Washington currently has the weakest felony DUI law in the country, requiring four misdemeanor DUI convictions over 10 years before the fifth offense can be charged as a felony.

Senate Bill 5037 allows prosecutors to file felony charges on the fourth offense within 10 years. Offenders with no other criminal history would be sent to prison for 13 to 17 months, rather than serving shorter sentences in county jails. About 200 drivers would be sent to prison annually.

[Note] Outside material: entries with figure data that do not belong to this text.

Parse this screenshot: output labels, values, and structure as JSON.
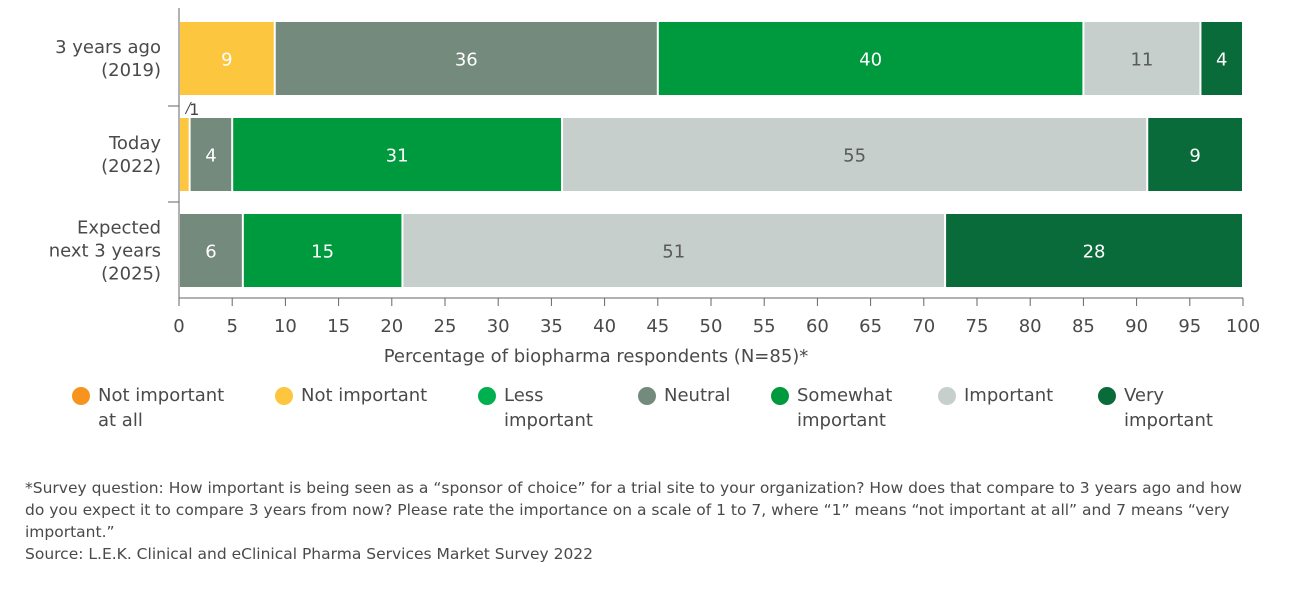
{
  "chart_data": {
    "type": "bar",
    "orientation": "horizontal",
    "stacked": true,
    "categories": [
      [
        "3 years ago",
        "(2019)"
      ],
      [
        "Today",
        "(2022)"
      ],
      [
        "Expected",
        "next 3 years",
        "(2025)"
      ]
    ],
    "series": [
      {
        "name": "Not important at all",
        "color": "#F7941D",
        "values": [
          0,
          0,
          0
        ]
      },
      {
        "name": "Not important",
        "color": "#FDC63F",
        "values": [
          9,
          1,
          0
        ]
      },
      {
        "name": "Less important",
        "color": "#00B04F",
        "values": [
          0,
          0,
          0
        ]
      },
      {
        "name": "Neutral",
        "color": "#748A7D",
        "values": [
          36,
          4,
          6
        ]
      },
      {
        "name": "Somewhat important",
        "color": "#009A3E",
        "values": [
          40,
          31,
          15
        ]
      },
      {
        "name": "Important",
        "color": "#C7CFCC",
        "values": [
          11,
          55,
          51
        ]
      },
      {
        "name": "Very important",
        "color": "#0A6B3A",
        "values": [
          4,
          9,
          28
        ]
      }
    ],
    "xlabel": "Percentage of biopharma respondents (N=85)*",
    "xlim": [
      0,
      100
    ],
    "xticks": [
      0,
      5,
      10,
      15,
      20,
      25,
      30,
      35,
      40,
      45,
      50,
      55,
      60,
      65,
      70,
      75,
      80,
      85,
      90,
      95,
      100
    ],
    "grid": false,
    "legend_position": "bottom"
  },
  "legend": [
    {
      "lines": [
        "Not important",
        "at all"
      ],
      "color": "#F7941D"
    },
    {
      "lines": [
        "Not important"
      ],
      "color": "#FDC63F"
    },
    {
      "lines": [
        "Less",
        "important"
      ],
      "color": "#00B04F"
    },
    {
      "lines": [
        "Neutral"
      ],
      "color": "#748A7D"
    },
    {
      "lines": [
        "Somewhat",
        "important"
      ],
      "color": "#009A3E"
    },
    {
      "lines": [
        "Important"
      ],
      "color": "#C7CFCC"
    },
    {
      "lines": [
        "Very",
        "important"
      ],
      "color": "#0A6B3A"
    }
  ],
  "notes": {
    "survey": "*Survey question: How important is being seen as a “sponsor of choice” for a trial site to your organization? How does that compare to 3 years ago and how do you expect it to compare 3 years from now? Please rate the importance on a scale of 1 to 7, where “1” means “not important at all” and 7 means “very important.”",
    "source": "Source: L.E.K. Clinical and eClinical Pharma Services Market Survey 2022"
  }
}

“This bill takes aim at the repeat offender who poses the greatest danger on our highways,” Padden said. “Studies show that the typical offender drives while impaired 80 times before he or she is finally caught.

“Every other state with a felony DUI law is more stringent than we are. Most states permit felony charges on the third offense, including our neighboring states of Oregon and Idaho. Someday I hope we join them.

“I want to be clear that this was never a partisan issue. Every time the bill came to the floor of the Senate, every member voted yes, regardless of party, and I want to thank all those who gave it their support. We should also recognize the strong support we received from police, prosecutors and Mothers Against Drunk Driving.

“Rather than dwell on the reasons for delay, let us recognize that the Legislature has finally taken an important step to reduce this most preventable tragedy.”